Mało kto chciał uwierzyć, że „Los Blancos” mogą przegrać czwarty mecz z Barceloną w jednym sezonie. Ponownie początek rozbudził nadzieję, dwie bramki zdobył genialny Mbappe. Blaugrany nie można jednak drażnić, już do przerwy było 4:2. To brzmi jak film, w meczach z maszyną Flicka najbardziej niebezpiecznym wynikiem nie jest 0:0, nie jest nawet 0:1. Z tego można wyjść, co pokazało Atletico. Największe problemy dla rywala Barcelony zaczynają się wówczas, gdy prowadzi on 2:0. Zaczyna się wir, który tym razem zakończył się łagodnym wynikiem 4:3. Pamiętacie różnice w lidze na koniec 2024 roku? Teraz wynosi 7 oczek, w czwartek Barca najpewniej zostanie mistrzem po raz 28.
Poobijany hegemon
Wszystko działo się w obliczu bardzo wielu kontuzji, najbardziej znamienny okazał się uraz Daniego Carvajala. Prawy obrońca w sezonie 2023/24 wygrał wszystkie najistotniejsze trofea: Ligę Mistrzów, mistrzostwo LaLiga i mistrzostwa Europy. Był kandydatem do nagrody złotej piłki. Mówi się, że człowiek nie jest świadomy, ile może stracić… W tym przypadku powiedzenie miało dobitne zastosowanie, prawa strona z Lucasem Vazquezem nie wyglądała poważnie. Wypadli także Eder Militao, David Alaba, Ferland Mendy czy ostatnio Antonio Rudiger.

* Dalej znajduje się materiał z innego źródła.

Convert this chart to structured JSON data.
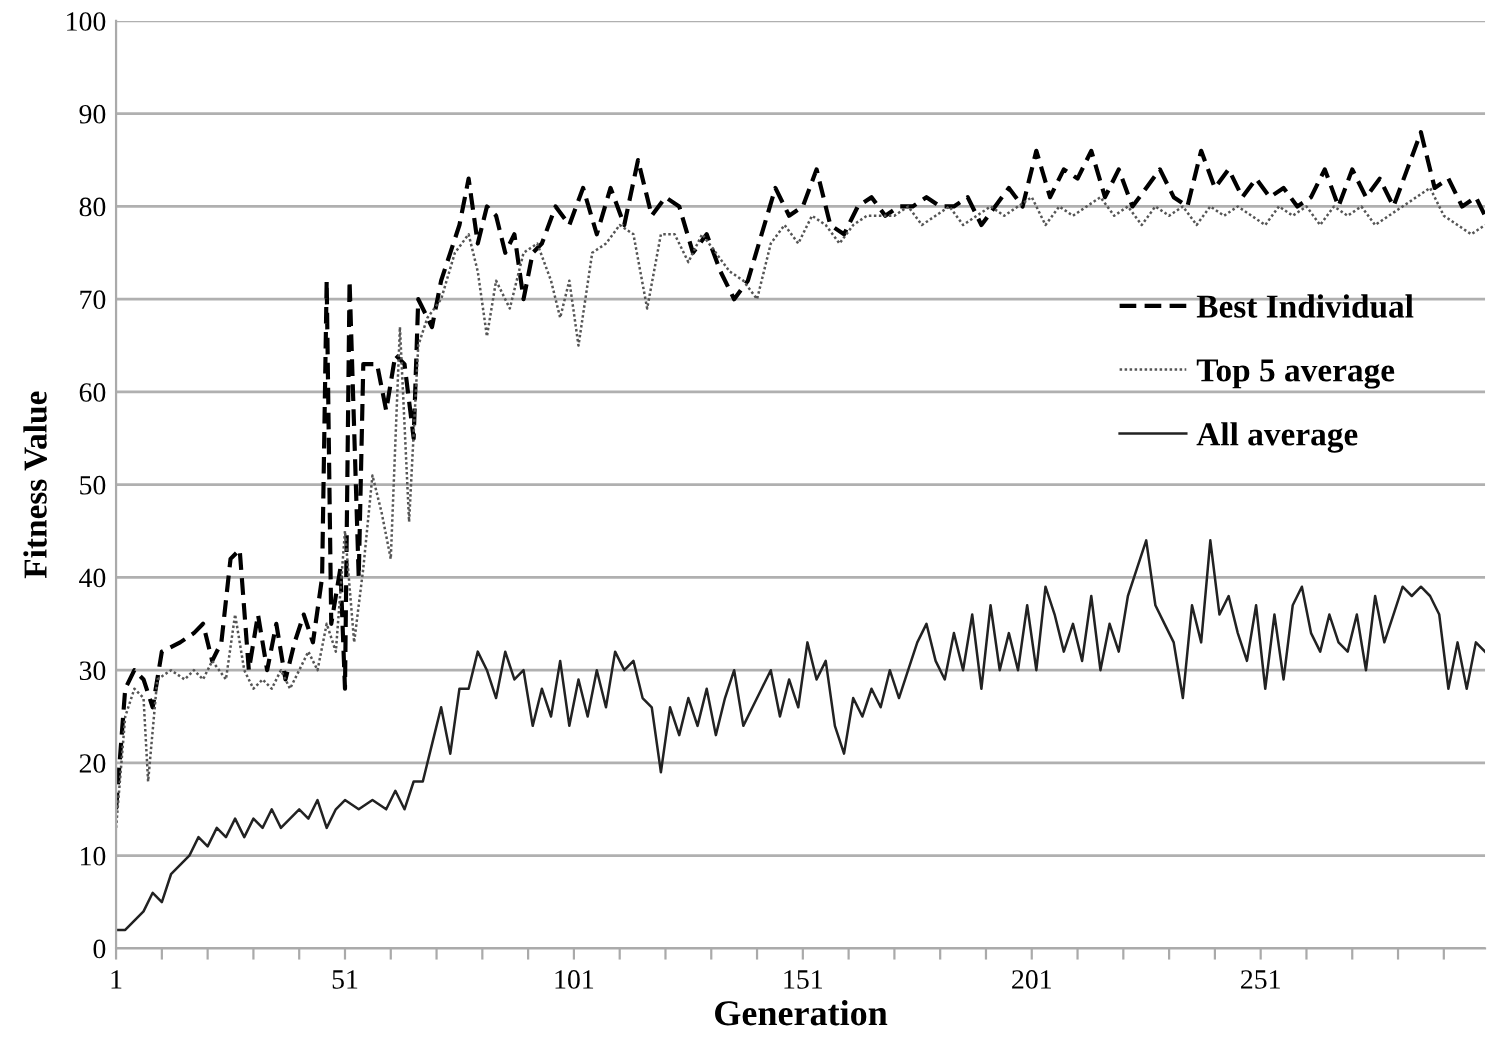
{
  "chart_data": {
    "type": "line",
    "xlabel": "Generation",
    "ylabel": "Fitness Value",
    "xlim": [
      1,
      300
    ],
    "ylim": [
      0,
      100
    ],
    "xticks": [
      1,
      {
        "value": 11,
        "label": null
      },
      {
        "value": 21,
        "label": null
      },
      {
        "value": 31,
        "label": null
      },
      {
        "value": 41,
        "label": null
      },
      51,
      {
        "value": 61,
        "label": null
      },
      {
        "value": 71,
        "label": null
      },
      {
        "value": 81,
        "label": null
      },
      {
        "value": 91,
        "label": null
      },
      101,
      {
        "value": 111,
        "label": null
      },
      {
        "value": 121,
        "label": null
      },
      {
        "value": 131,
        "label": null
      },
      {
        "value": 141,
        "label": null
      },
      151,
      {
        "value": 161,
        "label": null
      },
      {
        "value": 171,
        "label": null
      },
      {
        "value": 181,
        "label": null
      },
      {
        "value": 191,
        "label": null
      },
      201,
      {
        "value": 211,
        "label": null
      },
      {
        "value": 221,
        "label": null
      },
      {
        "value": 231,
        "label": null
      },
      {
        "value": 241,
        "label": null
      },
      251,
      {
        "value": 261,
        "label": null
      },
      {
        "value": 271,
        "label": null
      },
      {
        "value": 281,
        "label": null
      },
      {
        "value": 291,
        "label": null
      }
    ],
    "yticks": [
      0,
      10,
      20,
      30,
      40,
      50,
      60,
      70,
      80,
      90,
      100
    ],
    "grid": "y",
    "legend": "right",
    "marker": "none",
    "series": [
      {
        "name": "Best Individual",
        "color": "#000000",
        "line_style": "dashed",
        "x": [
          1,
          3,
          5,
          7,
          9,
          11,
          15,
          18,
          20,
          22,
          24,
          26,
          28,
          30,
          32,
          34,
          36,
          38,
          40,
          42,
          44,
          46,
          47,
          48,
          50,
          51,
          52,
          54,
          55,
          58,
          60,
          62,
          64,
          66,
          67,
          70,
          72,
          74,
          76,
          78,
          80,
          82,
          84,
          86,
          88,
          90,
          92,
          94,
          97,
          100,
          103,
          106,
          109,
          112,
          115,
          118,
          121,
          124,
          127,
          130,
          133,
          136,
          139,
          142,
          145,
          148,
          151,
          154,
          157,
          160,
          163,
          166,
          169,
          172,
          175,
          178,
          181,
          184,
          187,
          190,
          193,
          196,
          199,
          202,
          205,
          208,
          211,
          214,
          217,
          220,
          223,
          226,
          229,
          232,
          235,
          238,
          241,
          244,
          247,
          250,
          253,
          256,
          259,
          262,
          265,
          268,
          271,
          274,
          277,
          280,
          283,
          286,
          289,
          292,
          295,
          298,
          300
        ],
        "values": [
          15,
          28,
          30,
          29,
          26,
          32,
          33,
          34,
          35,
          31,
          33,
          42,
          43,
          30,
          36,
          30,
          35,
          29,
          33,
          36,
          33,
          40,
          72,
          35,
          41,
          28,
          72,
          40,
          63,
          63,
          58,
          64,
          63,
          55,
          70,
          67,
          72,
          75,
          78,
          83,
          76,
          80,
          79,
          75,
          77,
          70,
          75,
          76,
          80,
          78,
          82,
          77,
          82,
          78,
          85,
          79,
          81,
          80,
          75,
          77,
          73,
          70,
          72,
          77,
          82,
          79,
          80,
          84,
          78,
          77,
          80,
          81,
          79,
          80,
          80,
          81,
          80,
          80,
          81,
          78,
          80,
          82,
          80,
          86,
          81,
          84,
          83,
          86,
          81,
          84,
          80,
          82,
          84,
          81,
          80,
          86,
          82,
          84,
          81,
          83,
          81,
          82,
          80,
          81,
          84,
          80,
          84,
          81,
          83,
          80,
          84,
          88,
          82,
          83,
          80,
          81,
          79
        ]
      },
      {
        "name": "Top 5 average",
        "color": "#555555",
        "line_style": "dotted",
        "x": [
          1,
          3,
          5,
          7,
          8,
          10,
          13,
          16,
          18,
          20,
          22,
          25,
          27,
          29,
          31,
          33,
          35,
          37,
          39,
          41,
          43,
          45,
          47,
          49,
          51,
          53,
          55,
          57,
          59,
          61,
          63,
          65,
          67,
          69,
          72,
          75,
          78,
          80,
          82,
          84,
          87,
          90,
          93,
          96,
          98,
          100,
          102,
          105,
          108,
          111,
          114,
          117,
          120,
          123,
          126,
          129,
          132,
          135,
          138,
          141,
          144,
          147,
          150,
          153,
          156,
          159,
          162,
          165,
          168,
          171,
          174,
          177,
          180,
          183,
          186,
          189,
          192,
          195,
          198,
          201,
          204,
          207,
          210,
          213,
          216,
          219,
          222,
          225,
          228,
          231,
          234,
          237,
          240,
          243,
          246,
          249,
          252,
          255,
          258,
          261,
          264,
          267,
          270,
          273,
          276,
          279,
          282,
          285,
          288,
          291,
          294,
          297,
          300
        ],
        "values": [
          13,
          25,
          28,
          27,
          18,
          29,
          30,
          29,
          30,
          29,
          31,
          29,
          36,
          30,
          28,
          29,
          28,
          30,
          28,
          30,
          32,
          30,
          35,
          32,
          45,
          33,
          41,
          51,
          47,
          42,
          67,
          46,
          65,
          68,
          70,
          75,
          77,
          73,
          66,
          72,
          69,
          75,
          76,
          72,
          68,
          72,
          65,
          75,
          76,
          78,
          77,
          69,
          77,
          77,
          74,
          77,
          75,
          73,
          72,
          70,
          76,
          78,
          76,
          79,
          78,
          76,
          78,
          79,
          79,
          79,
          80,
          78,
          79,
          80,
          78,
          79,
          80,
          79,
          80,
          81,
          78,
          80,
          79,
          80,
          81,
          79,
          80,
          78,
          80,
          79,
          80,
          78,
          80,
          79,
          80,
          79,
          78,
          80,
          79,
          80,
          78,
          80,
          79,
          80,
          78,
          79,
          80,
          81,
          82,
          79,
          78,
          77,
          78
        ]
      },
      {
        "name": "All average",
        "color": "#222222",
        "line_style": "solid",
        "x": [
          1,
          3,
          5,
          7,
          9,
          11,
          13,
          15,
          17,
          19,
          21,
          23,
          25,
          27,
          29,
          31,
          33,
          35,
          37,
          39,
          41,
          43,
          45,
          47,
          49,
          51,
          54,
          57,
          60,
          62,
          64,
          66,
          68,
          70,
          72,
          74,
          76,
          78,
          80,
          82,
          84,
          86,
          88,
          90,
          92,
          94,
          96,
          98,
          100,
          102,
          104,
          106,
          108,
          110,
          112,
          114,
          116,
          118,
          120,
          122,
          124,
          126,
          128,
          130,
          132,
          134,
          136,
          138,
          140,
          142,
          144,
          146,
          148,
          150,
          152,
          154,
          156,
          158,
          160,
          162,
          164,
          166,
          168,
          170,
          172,
          174,
          176,
          178,
          180,
          182,
          184,
          186,
          188,
          190,
          192,
          194,
          196,
          198,
          200,
          202,
          204,
          206,
          208,
          210,
          212,
          214,
          216,
          218,
          220,
          222,
          224,
          226,
          228,
          230,
          232,
          234,
          236,
          238,
          240,
          242,
          244,
          246,
          248,
          250,
          252,
          254,
          256,
          258,
          260,
          262,
          264,
          266,
          268,
          270,
          272,
          274,
          276,
          278,
          280,
          282,
          284,
          286,
          288,
          290,
          292,
          294,
          296,
          298,
          300
        ],
        "values": [
          2,
          2,
          3,
          4,
          6,
          5,
          8,
          9,
          10,
          12,
          11,
          13,
          12,
          14,
          12,
          14,
          13,
          15,
          13,
          14,
          15,
          14,
          16,
          13,
          15,
          16,
          15,
          16,
          15,
          17,
          15,
          18,
          18,
          22,
          26,
          21,
          28,
          28,
          32,
          30,
          27,
          32,
          29,
          30,
          24,
          28,
          25,
          31,
          24,
          29,
          25,
          30,
          26,
          32,
          30,
          31,
          27,
          26,
          19,
          26,
          23,
          27,
          24,
          28,
          23,
          27,
          30,
          24,
          26,
          28,
          30,
          25,
          29,
          26,
          33,
          29,
          31,
          24,
          21,
          27,
          25,
          28,
          26,
          30,
          27,
          30,
          33,
          35,
          31,
          29,
          34,
          30,
          36,
          28,
          37,
          30,
          34,
          30,
          37,
          30,
          39,
          36,
          32,
          35,
          31,
          38,
          30,
          35,
          32,
          38,
          41,
          44,
          37,
          35,
          33,
          27,
          37,
          33,
          44,
          36,
          38,
          34,
          31,
          37,
          28,
          36,
          29,
          37,
          39,
          34,
          32,
          36,
          33,
          32,
          36,
          30,
          38,
          33,
          36,
          39,
          38,
          39,
          38,
          36,
          28,
          33,
          28,
          33,
          32
        ]
      }
    ]
  }
}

Ancelotti musiał spawać defensywę z dwóch pomocników, Raula Asencio i Frana Garcii, którego sufit wisi tam, skąd trafił do Realu – w Rayo. Jest to z pewnością zarzut do Florentino Pereza, perspektywa sprowadzenia latem Trenta Alexandra-Arnolda zabiła nadzieje na walkę o sukcesy w bieżącym sezonie. O te i tak byłoby jednak bardzo trudno, Ancelotti często nie panował nad drużyną. Obrona miała problemy ze względu na brak zasadnego wsparcia drugiej linii. Bellingham czy Valverde próbowali w pojedynkę przenieść góry – w dzisiejszym futbolu nie jest to możliwe.
W ciągu całej kampanii na palcach jednej ręki można policzyć transmisje, w których nie padło nazwisko Toniego Kroosa. W jego zacne buty próbował wejść Dani Ceballos, hiszpański zawodnik miewał świetne momenty. W ogólnym ujęciu zastąpienie jednego z najlepszych pomocników w historii futbolu okazało się zbyt trudne. Do tego wstrzymywanie wśród rezerwowych Ardy Gulera, który wiosną pokazał, że stać go na wiele. Mimo słabego występu w ostatnim Klasyku, Turek powinien być istotnym elementem układanki nowego trenera.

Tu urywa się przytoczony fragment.